YOUR SOLIN GENERATED RECIPE
Grilled Corn and Chicken Bowl with Lime Crema
Grilled chicken and charred corn kernels tossed in a tangy lime crema for a smoky and vibrant Mexican-inspired bowl.
INGREDIENTS
5 oz chicken breast
0.5 cup corn kernels
0.25 cup non-fat Greek yogurt
1 tsp lime juice
1 tsp extra virgin olive oil
0.5 oz cotija cheese
0.5 tsp chili powder
0.25 tsp sea salt
0.25 tsp black pepper
1 tbsp fresh cilantro
PREPARATION
Season the chicken breast with sea salt, black pepper, and half of the chili powder.
Grill the chicken over medium-high heat for 6-7 minutes per side until the internal temperature reaches 165°F, then let it rest before slicing.

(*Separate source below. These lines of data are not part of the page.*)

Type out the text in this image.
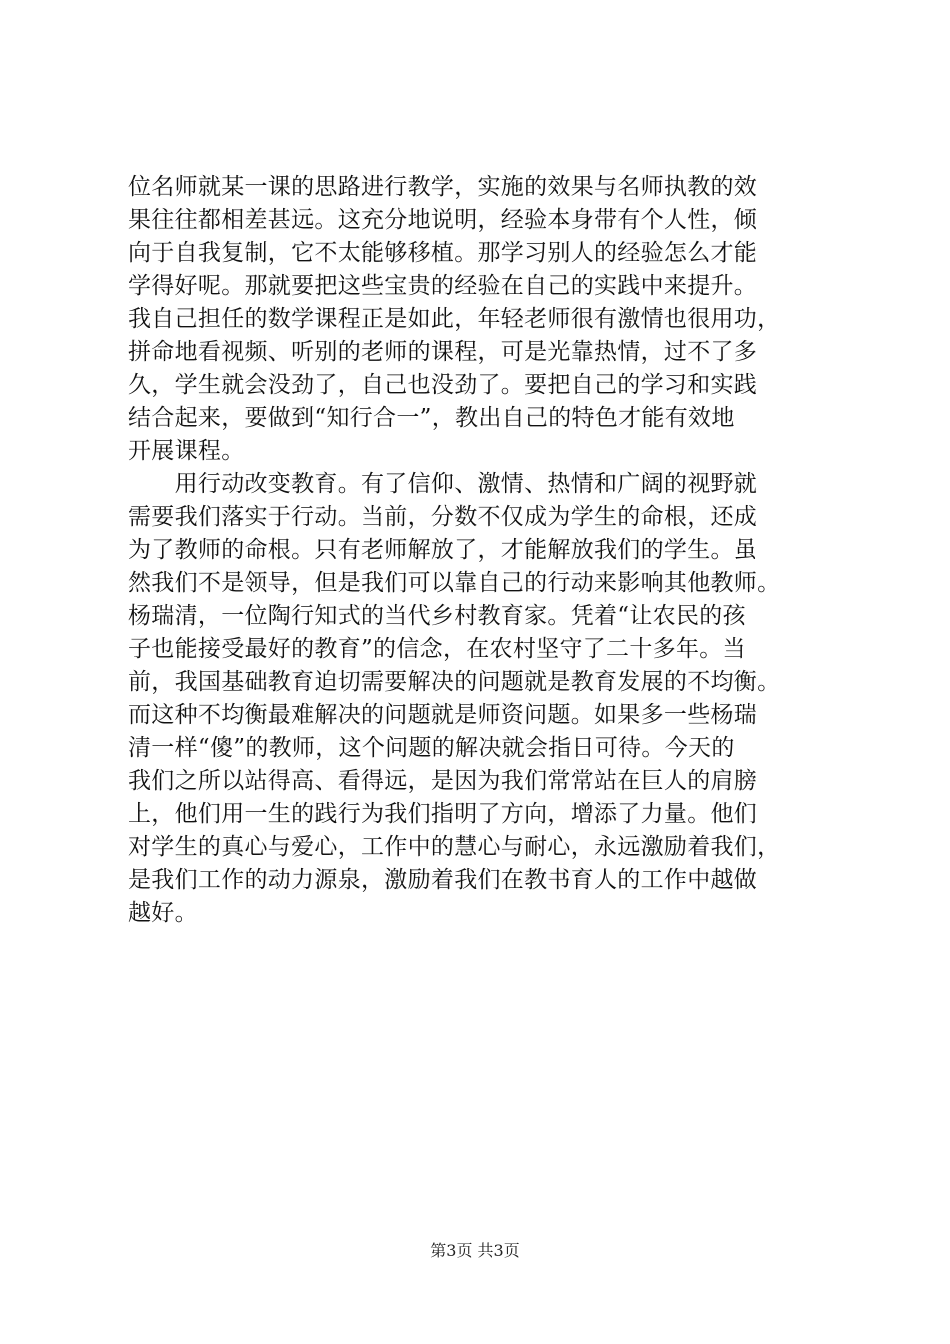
位名师就某一课的思路进行教学，实施的效果与名师执教的效
果往往都相差甚远。这充分地说明，经验本身带有个人性，倾
向于自我复制，它不太能够移植。那学习别人的经验怎么才能
学得好呢。那就要把这些宝贵的经验在自己的实践中来提升。
我自己担任的数学课程正是如此，年轻老师很有激情也很用功，
拼命地看视频、听别的老师的课程，可是光靠热情，过不了多
久，学生就会没劲了，自己也没劲了。要把自己的学习和实践
结合起来，要做到“知行合一”，教出自己的特色才能有效地
开展课程。
　　用行动改变教育。有了信仰、激情、热情和广阔的视野就
需要我们落实于行动。当前，分数不仅成为学生的命根，还成
为了教师的命根。只有老师解放了，才能解放我们的学生。虽
然我们不是领导，但是我们可以靠自己的行动来影响其他教师。
杨瑞清，一位陶行知式的当代乡村教育家。凭着“让农民的孩
子也能接受最好的教育”的信念，在农村坚守了二十多年。当
前，我国基础教育迫切需要解决的问题就是教育发展的不均衡。
而这种不均衡最难解决的问题就是师资问题。如果多一些杨瑞
清一样“傻”的教师，这个问题的解决就会指日可待。今天的
我们之所以站得高、看得远，是因为我们常常站在巨人的肩膀
上，他们用一生的践行为我们指明了方向，增添了力量。他们
对学生的真心与爱心，工作中的慧心与耐心，永远激励着我们，
是我们工作的动力源泉，激励着我们在教书育人的工作中越做
越好。
第3页 共3页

While the chicken cooks, place the corn kernels in a hot skillet or on a grill basket until they are toasted and charred.
In a small mixing bowl, whisk together the non-fat Greek yogurt, lime juice, and extra virgin olive oil to create the lime crema.
Slice the grilled chicken into strips and place them in a bowl with the charred corn.
Drizzle the lime crema over the top and garnish with crumbled cotija cheese, fresh cilantro, and the remaining chili powder.